Linear regression is a mathematical algorith , which is also known as least squared method which invloves in predicting an quantitative (numerical) based outcome depends on the input features. In other works linear regression tends to find the best fitting line to ,cover almost all the datapoints of the input feature such that if any new input feature comes in it will be predicted based on the best fitting line.

In [16]:
#Importing linear regression module from pyspark ml module.
from pyspark.ml.regression import LinearRegression
lr = LinearRegression(featuresCol="Features", labelCol="Profit")

In [17]:
#Training the linear regression model with the training data.
lr_model = lr.fit(train_data)

In [18]:
#obtaining the co-efficients of the trained linear regression model.
lr_model.coefficients

DenseVector([0.875, -0.0894, 0.0191, 151.7491])

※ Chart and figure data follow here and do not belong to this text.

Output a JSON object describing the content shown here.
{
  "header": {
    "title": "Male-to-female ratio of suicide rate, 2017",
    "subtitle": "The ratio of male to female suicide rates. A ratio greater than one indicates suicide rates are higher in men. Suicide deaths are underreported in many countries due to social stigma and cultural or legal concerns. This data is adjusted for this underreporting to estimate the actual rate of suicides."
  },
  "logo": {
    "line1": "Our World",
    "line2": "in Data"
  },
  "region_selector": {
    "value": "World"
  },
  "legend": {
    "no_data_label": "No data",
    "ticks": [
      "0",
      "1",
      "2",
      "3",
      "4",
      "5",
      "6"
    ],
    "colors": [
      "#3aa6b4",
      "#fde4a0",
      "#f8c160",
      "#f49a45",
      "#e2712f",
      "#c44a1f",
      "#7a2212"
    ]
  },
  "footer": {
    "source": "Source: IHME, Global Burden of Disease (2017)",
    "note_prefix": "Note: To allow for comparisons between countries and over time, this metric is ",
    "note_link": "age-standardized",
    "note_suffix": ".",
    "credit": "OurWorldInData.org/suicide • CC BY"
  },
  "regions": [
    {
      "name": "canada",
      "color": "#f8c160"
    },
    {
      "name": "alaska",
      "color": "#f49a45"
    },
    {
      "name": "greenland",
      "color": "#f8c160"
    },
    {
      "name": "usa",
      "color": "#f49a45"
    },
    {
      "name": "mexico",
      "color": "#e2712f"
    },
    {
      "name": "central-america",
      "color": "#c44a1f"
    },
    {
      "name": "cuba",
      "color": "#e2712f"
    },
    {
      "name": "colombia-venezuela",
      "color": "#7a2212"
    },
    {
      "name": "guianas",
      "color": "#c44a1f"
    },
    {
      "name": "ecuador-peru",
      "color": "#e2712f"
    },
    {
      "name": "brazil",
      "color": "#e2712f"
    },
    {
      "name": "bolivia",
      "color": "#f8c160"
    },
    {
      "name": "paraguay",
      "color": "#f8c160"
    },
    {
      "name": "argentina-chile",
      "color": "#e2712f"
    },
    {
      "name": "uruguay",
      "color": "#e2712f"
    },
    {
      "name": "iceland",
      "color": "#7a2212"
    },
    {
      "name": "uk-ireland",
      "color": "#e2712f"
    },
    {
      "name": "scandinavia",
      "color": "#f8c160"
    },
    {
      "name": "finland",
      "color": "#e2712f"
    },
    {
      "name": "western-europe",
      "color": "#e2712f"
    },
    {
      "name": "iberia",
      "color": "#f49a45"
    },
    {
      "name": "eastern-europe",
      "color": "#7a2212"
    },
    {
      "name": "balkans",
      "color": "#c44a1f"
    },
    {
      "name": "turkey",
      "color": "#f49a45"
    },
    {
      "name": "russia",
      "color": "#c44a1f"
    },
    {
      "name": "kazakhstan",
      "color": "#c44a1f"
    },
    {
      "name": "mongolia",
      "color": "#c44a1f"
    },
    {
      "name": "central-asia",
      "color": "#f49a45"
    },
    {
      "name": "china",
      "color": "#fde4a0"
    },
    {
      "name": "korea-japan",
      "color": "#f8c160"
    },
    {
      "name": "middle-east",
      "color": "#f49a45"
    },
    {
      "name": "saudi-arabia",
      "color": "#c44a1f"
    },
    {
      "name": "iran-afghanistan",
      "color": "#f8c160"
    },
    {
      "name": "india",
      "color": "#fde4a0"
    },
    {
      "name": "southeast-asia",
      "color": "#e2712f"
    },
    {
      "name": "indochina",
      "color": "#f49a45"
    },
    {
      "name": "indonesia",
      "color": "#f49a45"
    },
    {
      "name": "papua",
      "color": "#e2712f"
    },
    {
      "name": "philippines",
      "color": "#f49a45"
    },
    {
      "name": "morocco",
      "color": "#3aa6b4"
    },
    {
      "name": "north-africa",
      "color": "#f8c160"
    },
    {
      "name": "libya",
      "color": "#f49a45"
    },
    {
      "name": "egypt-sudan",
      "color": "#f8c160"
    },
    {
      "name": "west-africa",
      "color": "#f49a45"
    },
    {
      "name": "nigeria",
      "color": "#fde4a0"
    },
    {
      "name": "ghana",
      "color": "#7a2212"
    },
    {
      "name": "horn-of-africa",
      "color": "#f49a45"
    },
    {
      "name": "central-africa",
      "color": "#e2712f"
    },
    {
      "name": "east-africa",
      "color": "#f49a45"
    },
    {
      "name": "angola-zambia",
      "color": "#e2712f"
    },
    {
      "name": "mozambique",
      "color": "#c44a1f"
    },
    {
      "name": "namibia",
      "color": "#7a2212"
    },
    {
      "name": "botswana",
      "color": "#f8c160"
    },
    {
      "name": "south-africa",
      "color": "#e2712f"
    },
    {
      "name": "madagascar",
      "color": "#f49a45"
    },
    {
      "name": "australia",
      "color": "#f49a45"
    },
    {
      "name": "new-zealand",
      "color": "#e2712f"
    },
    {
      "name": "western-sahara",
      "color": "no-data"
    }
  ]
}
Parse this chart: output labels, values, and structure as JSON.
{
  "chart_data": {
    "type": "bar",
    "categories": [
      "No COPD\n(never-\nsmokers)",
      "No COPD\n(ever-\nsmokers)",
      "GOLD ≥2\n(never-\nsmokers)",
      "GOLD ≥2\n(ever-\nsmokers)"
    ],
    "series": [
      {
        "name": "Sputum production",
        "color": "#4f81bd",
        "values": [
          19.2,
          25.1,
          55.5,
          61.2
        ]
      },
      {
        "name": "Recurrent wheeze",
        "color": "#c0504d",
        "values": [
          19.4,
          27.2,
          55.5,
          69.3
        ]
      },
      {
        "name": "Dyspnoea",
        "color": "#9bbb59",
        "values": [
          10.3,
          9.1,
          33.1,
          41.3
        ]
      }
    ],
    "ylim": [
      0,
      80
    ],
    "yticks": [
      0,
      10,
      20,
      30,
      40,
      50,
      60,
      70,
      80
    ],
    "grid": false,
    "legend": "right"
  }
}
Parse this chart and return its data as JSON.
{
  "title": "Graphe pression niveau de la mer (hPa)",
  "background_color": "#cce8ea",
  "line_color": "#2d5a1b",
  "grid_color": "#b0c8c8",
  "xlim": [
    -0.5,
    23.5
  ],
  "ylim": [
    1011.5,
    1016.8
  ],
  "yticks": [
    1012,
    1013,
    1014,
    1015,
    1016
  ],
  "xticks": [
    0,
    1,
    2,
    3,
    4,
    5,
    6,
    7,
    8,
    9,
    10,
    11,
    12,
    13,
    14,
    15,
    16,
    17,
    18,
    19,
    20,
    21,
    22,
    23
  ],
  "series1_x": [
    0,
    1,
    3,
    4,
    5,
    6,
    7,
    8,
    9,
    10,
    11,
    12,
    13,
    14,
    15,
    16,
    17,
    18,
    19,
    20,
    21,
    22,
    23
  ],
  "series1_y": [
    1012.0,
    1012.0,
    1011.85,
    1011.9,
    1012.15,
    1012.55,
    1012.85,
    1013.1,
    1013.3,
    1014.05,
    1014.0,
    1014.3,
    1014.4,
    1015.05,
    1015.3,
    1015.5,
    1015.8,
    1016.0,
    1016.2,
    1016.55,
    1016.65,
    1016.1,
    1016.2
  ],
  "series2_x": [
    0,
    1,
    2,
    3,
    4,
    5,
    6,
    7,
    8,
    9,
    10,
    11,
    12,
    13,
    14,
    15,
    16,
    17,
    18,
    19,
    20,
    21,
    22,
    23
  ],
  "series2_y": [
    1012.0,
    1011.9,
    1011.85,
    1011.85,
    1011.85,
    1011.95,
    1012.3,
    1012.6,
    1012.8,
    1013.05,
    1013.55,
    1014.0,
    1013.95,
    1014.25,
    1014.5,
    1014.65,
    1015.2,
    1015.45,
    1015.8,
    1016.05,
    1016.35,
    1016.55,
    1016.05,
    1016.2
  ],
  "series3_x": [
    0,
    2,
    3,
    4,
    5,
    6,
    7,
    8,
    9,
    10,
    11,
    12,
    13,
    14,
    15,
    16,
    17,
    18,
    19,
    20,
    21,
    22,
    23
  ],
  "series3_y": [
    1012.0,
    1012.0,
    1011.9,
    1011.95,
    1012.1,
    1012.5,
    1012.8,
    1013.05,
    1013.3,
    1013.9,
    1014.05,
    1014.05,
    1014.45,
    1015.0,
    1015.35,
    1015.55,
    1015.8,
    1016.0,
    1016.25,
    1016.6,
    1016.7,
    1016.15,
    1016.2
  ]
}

## **Evaluation of the trained linear regression model using regression evaluation metrics**

There are certain metrics which are available to evaluate a trained regression model, those are
1) Mean absolute error
2) Mean squared error
3) Root mean squared error
3) R squared error

In [19]:
# Testing the model performance using testing data.
results = lr_model.evaluate(test_data)

In [20]:
print(f"Mean Absolute Error (MAE)  : {results.meanAbsoluteError}")
print(f"Mean Squared Error (MSE)  :  {results.meanSquaredError}")
print(f"Root Mean Squared Error (RMSE) : {results.rootMeanSquaredError}")
print(f"R Squared error : {results.r2}")

Mean Absolute Error (MAE)  : 9173.393807110879
Mean Squared Error (MSE)  :  126037249.99652538
Root Mean Squared Error (RMSE) : 11226.631284429242
R Squared error : 0.8828224793862188